Leçon 2 : La patience face à l’adversité
La montagne ne pardonne pas l’arrogance. Chaque pas, chaque piton planté, demandait une humilité face à la nature. Cassin apprit ce jour-là que la victoire ne se mesure pas à la vitesse, mais à la persévérance. La face nord-est était un puzzle, et chaque pièce mal placée pouvait coûter cher. Il fallait écouter la roche, sentir le vent, respecter le temps.
Le troisième jour : la tragédie
L’orage éclata à l’aube du troisième jour, comme si le Badile, lassé de leur audace, avait décidé de les punir.

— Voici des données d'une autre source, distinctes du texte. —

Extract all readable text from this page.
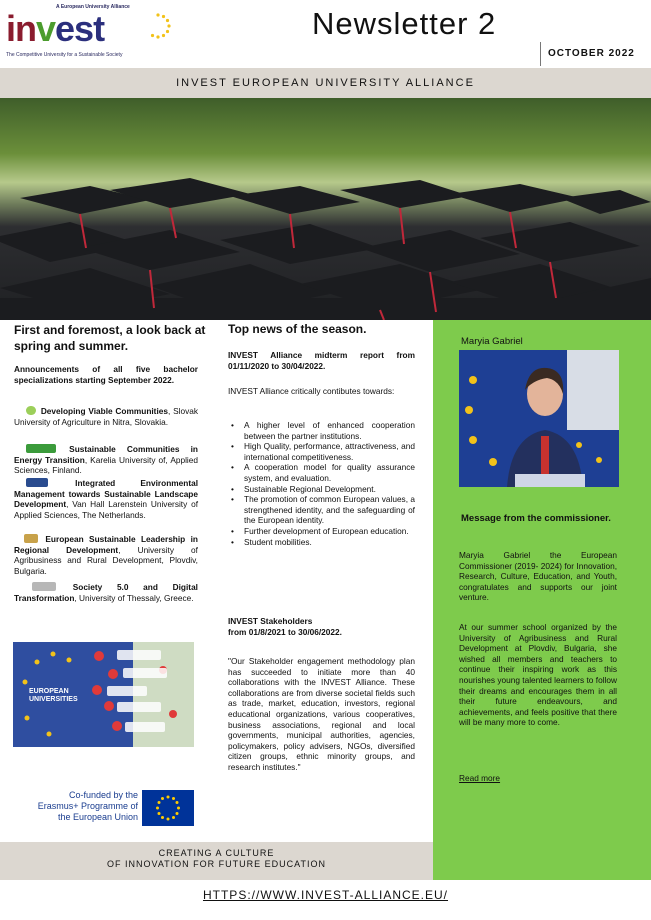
A European University Alliance
invest
The Competitive University for a Sustainable Society
Newsletter 2
OCTOBER 2022
INVEST EUROPEAN UNIVERSITY ALLIANCE
First and foremost, a look back at spring and summer.
Announcements of all five bachelor specializations starting September 2022.
Developing Viable Communities, Slovak University of Agriculture in Nitra, Slovakia.
Sustainable Communities in Energy Transition, Karelia University of, Applied Sciences, Finland.
Integrated Environmental Management towards Sustainable Landscape Development, Van Hall Larenstein University of Applied Sciences, The Netherlands.
European Sustainable Leadership in Regional Development, University of Agribusiness and Rural Development, Plovdiv, Bulgaria.
Society 5.0 and Digital Transformation, University of Thessaly, Greece.
EUROPEAN UNIVERSITIES
Co-funded by the Erasmus+ Programme of the European Union
Top news of the season.
INVEST Alliance midterm report from 01/11/2020 to 30/04/2022.
INVEST Alliance critically contibutes towards:
• A higher level of enhanced cooperation between the partner institutions.
• High Quality, performance, attractiveness, and international competitiveness.
• A cooperation model for quality assurance system, and evaluation.
• Sustainable Regional Development.
• The promotion of common European values, a strengthened identity, and the safeguarding of the European identity.
• Further development of European education.
• Student mobilities.
INVEST Stakeholders
from 01/8/2021 to 30/06/2022.
"Our Stakeholder engagement methodology plan has succeeded to initiate more than 40 collaborations with the INVEST Alliance. These collaborations are from diverse societal fields such as trade, market, education, investors, regional educational organizations, various cooperatives, business associations, regional and local governments, municipal authorities, agencies, policymakers, policy advisers, NGOs, diversified citizen groups, ethnic minority groups, and research institutes."
Maryia Gabriel
Message from the commissioner.
Maryia Gabriel the European Commissioner (2019- 2024) for Innovation, Research, Culture, Education, and Youth, congratulates and supports our joint venture.
At our summer school organized by the University of Agribusiness and Rural Development at Plovdiv, Bulgaria, she wished all members and teachers to continue their inspiring work as this nourishes young talented learners to follow their dreams and encourages them in all their future endeavours, and achievements, and feels positive that there will be many more to come.
Read more
CREATING A CULTURE
OF INNOVATION FOR FUTURE EDUCATION
HTTPS://WWW.INVEST-ALLIANCE.EU/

La pluie glacée transformait les dalles en miroirs traîtres, le vent rugissait, et la foudre illuminait la paroi d’éclairs menaçants. Cassin, trempé jusqu’aux os, hurlait des ordres pour maintenir l’unité. « Restez groupés ! On y est presque ! » Mais le sommet, si proche, semblait s’éloigner à chaque bourrasque.
Molteni, épuisé, s’effondra au sommet. Ses lèvres bleuies murmuraient des mots incohérents. Cassin et Esposito tentèrent de le réchauffer, mais le froid était plus fort. Il s’éteignit dans leurs bras, son corps abandonné par la vie qu’il avait tant célébrée. Le silence qui suivit était plus lourd que l’orage. Valsecchi, les yeux rougis, murmura une prière, mais la descente les appelait. Il fallait survivre.
L’arête sud, censée être un chemin de salut, devint un cauchemar. Valsecchi, brisé par la perte de son ami, glissa sur une plaque verglacée. Sa chute, rapide et silencieuse, résonna comme un cri dans le cœur des survivants. Cassin, Esposito et Ratti, hagards, atteignirent enfin le refuge Sciora, où ils alertèrent les secours. Mais pour Molteni et Valsecchi, il était trop tard.
L’épilogue : un triomphe amer
Lorsque Cassin raconta son histoire, des années plus tard, il ne parla pas de gloire. La première ascension de la face nord-est du Piz Badile, désormais appelée la « voie Cassin », était un exploit, mais à quel prix ? Deux vies, deux amis, laissés à la montagne. Pourtant, dans ses yeux brillait une lueur intacte : celle de l’homme qui avait osé défier l’impossible.
Leçon 3 : La vie est un risque, mais un risque choisi
L’alpinisme, comme la vie, est une danse avec l’incertitude. Cassin apprit que chaque sommet conquis porte en lui une leçon d’humilité. On ne triomphe pas de la montagne ; on négocie avec elle. Le Badile lui enseigna que le courage ne réside pas dans l’absence de peur, mais dans la volonté d’avancer malgré elle. Et surtout, que les liens forgés dans l’épreuve – ceux de la cordée – sont plus précieux que n’importe quel sommet.
Leçon 4 : La mémoire honore les disparus
En gravissant la voie Cassin aujourd’hui, les alpinistes rendent hommage à Molteni et Valsecchi, à leur audace et à leur sacrifice. Chaque piton, chaque fissure raconte leur histoire. La montagne n’oublie pas, et ceux qui l’escaladent portent leur héritage. Grimper, c’est aussi se souvenir.
Ainsi s’acheva la première ascension de la face nord-est du Piz Badile, une saga d’héroïsme et de tragédie, gravée dans le granite et dans les cœurs. Pour Cassin, Esposito et Ratti, survivants marqués à jamais, le Badile ne fut pas seulement une montagne, mais un miroir de l’âme humaine, où l’on découvre à la fois sa grandeur et sa fragilité.